Widespread sense says that what you imagine after seeing new information needs to be some type of compromise between what you believed earlier than and what the brand new information says. You don’t need to ignore earlier data or new data.
How a lot ought to new information change your prior beliefs? When prior judgment and new data are in battle, which one needs to be given the advantage of the doubt?
Bayesian information fashions present a framework for making such choices quantitative and goal. The selection of an information mannequin is considerably subjective—whether or not it’s a Bayesian mannequin or not—however given a Bayesian mannequin, the principles for updating the illustration of your beliefs are goal. As some put it, you “flip the Bayesian crank.” A chance mannequin and a previous on parameters collectively specify how new information adjustments the prior distribution right into a posterior distribution.
We are going to make this extra concrete with three examples.
Regular-normal mannequin
Suppose that information X has a standard distribution with unknown imply μ and identified variance σ², and we assume that a priori μ has a standard distribution with imply μ0 and variance σ0².
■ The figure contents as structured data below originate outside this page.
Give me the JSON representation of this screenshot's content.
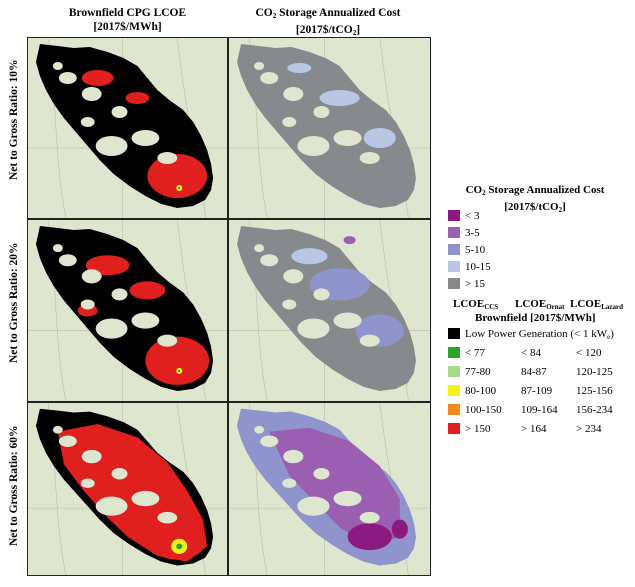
{
  "columns": [
    {
      "title_line1": "Brownfield CPG LCOE",
      "title_line2": "[2017$/MWh]"
    },
    {
      "title_main": "CO",
      "title_sub": "2",
      "title_rest": " Storage Annualized Cost",
      "title_line2_a": "[2017$/tCO",
      "title_line2_sub": "2",
      "title_line2_b": "]"
    }
  ],
  "rows": [
    {
      "label": "Net to Gross Ratio: 10%"
    },
    {
      "label": "Net to Gross Ratio: 20%"
    },
    {
      "label": "Net to Gross Ratio: 60%"
    }
  ],
  "storage_legend": {
    "title_a": "CO",
    "title_sub": "2",
    "title_b": " Storage Annualized Cost",
    "units_a": "[2017$/tCO",
    "units_sub": "2",
    "units_b": "]",
    "items": [
      {
        "label": "<  3",
        "color": "#8b1a7e"
      },
      {
        "label": "3-5",
        "color": "#9a5fb0"
      },
      {
        "label": "5-10",
        "color": "#8f94cc"
      },
      {
        "label": "10-15",
        "color": "#b9c6e4"
      },
      {
        "label": "> 15",
        "color": "#868a8c"
      }
    ]
  },
  "lcoe_legend": {
    "col_ccs": "LCOE",
    "col_ccs_sub": "CCS",
    "col_ornat": "LCOE",
    "col_ornat_sub": "Ornat",
    "col_lazard": "LCOE",
    "col_lazard_sub": "Lazard",
    "subtitle": "Brownfield [2017$/MWh]",
    "low_power_a": "Low Power Generation (< 1 kW",
    "low_power_sub": "e",
    "low_power_b": ")",
    "low_power_color": "#000000",
    "items": [
      {
        "ccs": "< 77",
        "ornat": "< 84",
        "lazard": "< 120",
        "color": "#2aa52a"
      },
      {
        "ccs": "77-80",
        "ornat": "84-87",
        "lazard": "120-125",
        "color": "#a9d98a"
      },
      {
        "ccs": "80-100",
        "ornat": "87-109",
        "lazard": "125-156",
        "color": "#f2f21c"
      },
      {
        "ccs": "100-150",
        "ornat": "109-164",
        "lazard": "156-234",
        "color": "#f08a1e"
      },
      {
        "ccs": "> 150",
        "ornat": "> 164",
        "lazard": "> 234",
        "color": "#e01f1f"
      }
    ]
  },
  "map_colors": {
    "base": "#dfe6cf",
    "low_power": "#000000",
    "high_lcoe": "#e01f1f",
    "storage_gray": "#868a8c",
    "storage_light": "#b9c6e4",
    "storage_mid": "#8f94cc",
    "storage_purple": "#9a5fb0",
    "storage_dark": "#8b1a7e"
  }
}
After observing x, the posterior distribution on μ additionally has a standard distribution, however with a special imply and variance. Its imply is someplace between the prior imply and x. We are going to ignore the change within the variance for this publish.
The posterior imply of μ is
This equation turns into extra comprehensible once we introduce precisons τ = 1/σ² and τ0 = 1/σ0².
Then we’ve got
which you’ll learn as saying the posterior imply is the weighted common of the prior imply and x, with the weights given by the precision. Intuitively, you are taking the weighted imply of your conclusions from earlier information and new information, weighting the imply based on how a lot confidence you will have in every.
Beta-binomial mannequin
Now let’s change over to a special information mannequin. Now assume X is a binary random variable, with chance of success p and chance of failure 1 − p, and we assume p has a beta(a, b) distribution.
After observing s successes and f failures, the posterior imply of the distribution on p turns into
We will rewrite this as
This says that the posterior imply is the weighted common of the prior imply a/(a + b) and the imply of the information s/n. The weights are the prior efficient pattern dimension a + b and the pattern dimension of the brand new information n. On this instance (efficient) pattern dimension is enjoying the position that precision performed within the normal-normal mannequin above.
Gamma-Poisson mannequin
Suppose information have a Poisson distribution with parameter λ, and λ has a gamma(α0, β0) prior distribution [1]. And suppose you observe okay occasions over time t. Then the posterior distribution of λ given the information has a gamma(α0 + okay, β0 + t) prior distribution and the imply of the posterior distribution is given by
As earlier than, the posterior imply is a weighted common of the prior imply and new information, and the weights are interpretable as some type of measure of confidence, particularly time. The variable t is instantly time and the parameter β0 is type of an efficient time, simply as a + b is an efficient pattern dimension for the beta distribution.
Widespread thread
In every instance the posterior imply is the weighted common of the prior imply and the imply of the information, with the weights given by a precision. Nonetheless, precision means one thing totally different in every instance. Within the normal-normal mannequin, precision is the reciprocal of variance, however within the beta-binomial mannequin precision is pattern dimension and within the Poisson-gamma mannequin precision is time.
What all three examples have in widespread is that they’re conjugate fashions utilizing distributions from the “exponential household” of chance distributions. In technical phrases, precision is the multiplicative issue on the ample statistic within the exponent of the posterior kernel.
Associated posts
[1] There are a number of conventions for parameterizing the gamma distribution. Right here we’re utilizing the shape-rate parameterization, the place the imply is α/β.